ひとつ難を言えば前半の青春パートをはじめとした日常パートがベタすぎるかなあ笑

【あらすじ】
1978年岐阜県。養鶏業を営む沢田家には父、母、結婚間近の長女幸子、美容師の夢を叶えた次女雪枝、高校の短距離の選手で、密かに同じ陸上部の先輩に憧れるごく普通の少女の、三女真弓が住んでいた。
家業も順調、長女の結婚式も盛大に行われ、次女も夢を叶え、三女の真弓も憧れの先輩といい雰囲気になって、幸せの真っ只中に沢田家はあった。
結婚式を終えたのちの夜、家を出た長女から引き継いだ部屋で眠っていた真弓の元に男が忍び寄り、顔に向かって硫酸をかけた。この男は長女の元交際相手で、逆恨みから家族に復讐に来たのだ。
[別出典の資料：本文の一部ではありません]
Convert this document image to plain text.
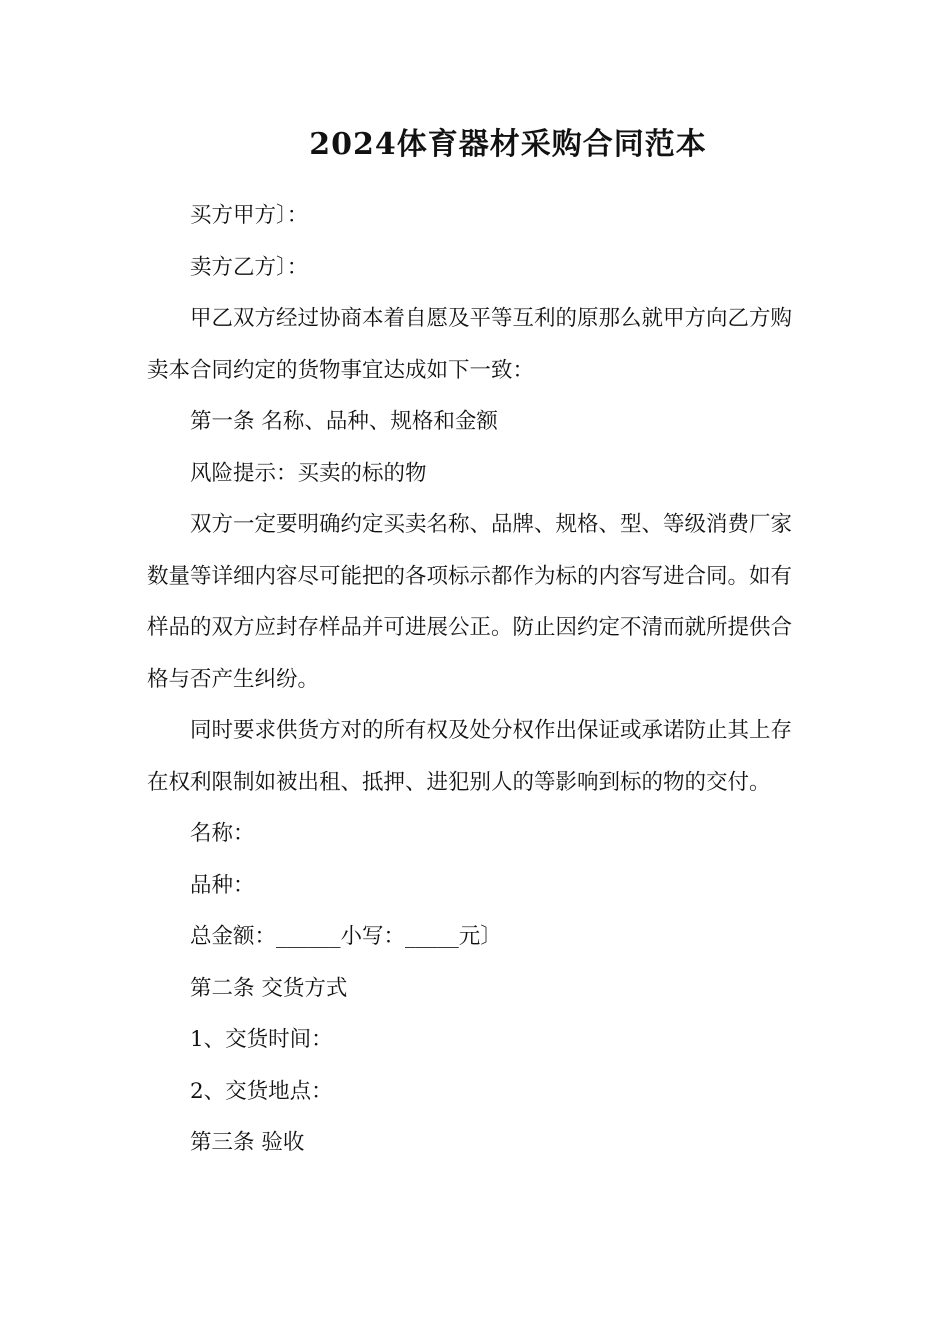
2024体育器材采购合同范本

买方甲方〕：

卖方乙方〕：

甲乙双方经过协商本着自愿及平等互利的原那么就甲方向乙方购卖本合同约定的货物事宜达成如下一致：

第一条 名称、品种、规格和金额

风险提示：买卖的标的物

双方一定要明确约定买卖名称、品牌、规格、型、等级消费厂家数量等详细内容尽可能把的各项标示都作为标的内容写进合同。如有样品的双方应封存样品并可进展公正。防止因约定不清而就所提供合格与否产生纠纷。

同时要求供货方对的所有权及处分权作出保证或承诺防止其上存在权利限制如被出租、抵押、进犯别人的等影响到标的物的交付。

名称：

品种：

总金额：______小写：_____元〕

第二条 交货方式

1、交货时间：

2、交货地点：

第三条 验收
真弓の顔面を硫酸で焼き、母を刺殺した男だったが、父に銃殺される。
沢田家はこの事件を機に転落していくこととなる…

以下ネタバレ!











色々張った伏線もしっかり回収します。
口が裂けた理由、なぜ武器にハサミを使うのかとか、殺鼠剤は養鶏場に仕掛けてあり、使うことに無理が無いし、長女を追い詰めるときに真弓がダッシュで追いつくあたり陸上部のスプリンターという設定が生きています笑
決め台詞の「私綺麗?」も長女が結婚式の前に口にし、口裂け女と化した真弓が長女をめった刺しにした後に言うセリフでもあります。

口裂け女というタイトルにしては、少女が不幸になっていく物語部分が長すぎるので、これが辛いと思う人はいそう。不幸が次々降りかかってきても、真弓は健気に前を向こうとするんですよね。それを打ち砕いていく次の不幸。そしていよいよ耐えきれずに、別人格とも言える口裂け女が現れてくる。
個人的には全く飽きずに見られましたよ。
指切断をはじめ、それぞれのゴア描写もチープな昔ながらの手作り感があって笑、結構好きなテイストでした。

エンドロールで死者13人、負傷者52人とこの事件の概要が語られるんですが、いよいよ口裂け女となった真弓が無双する続編が見たいですね。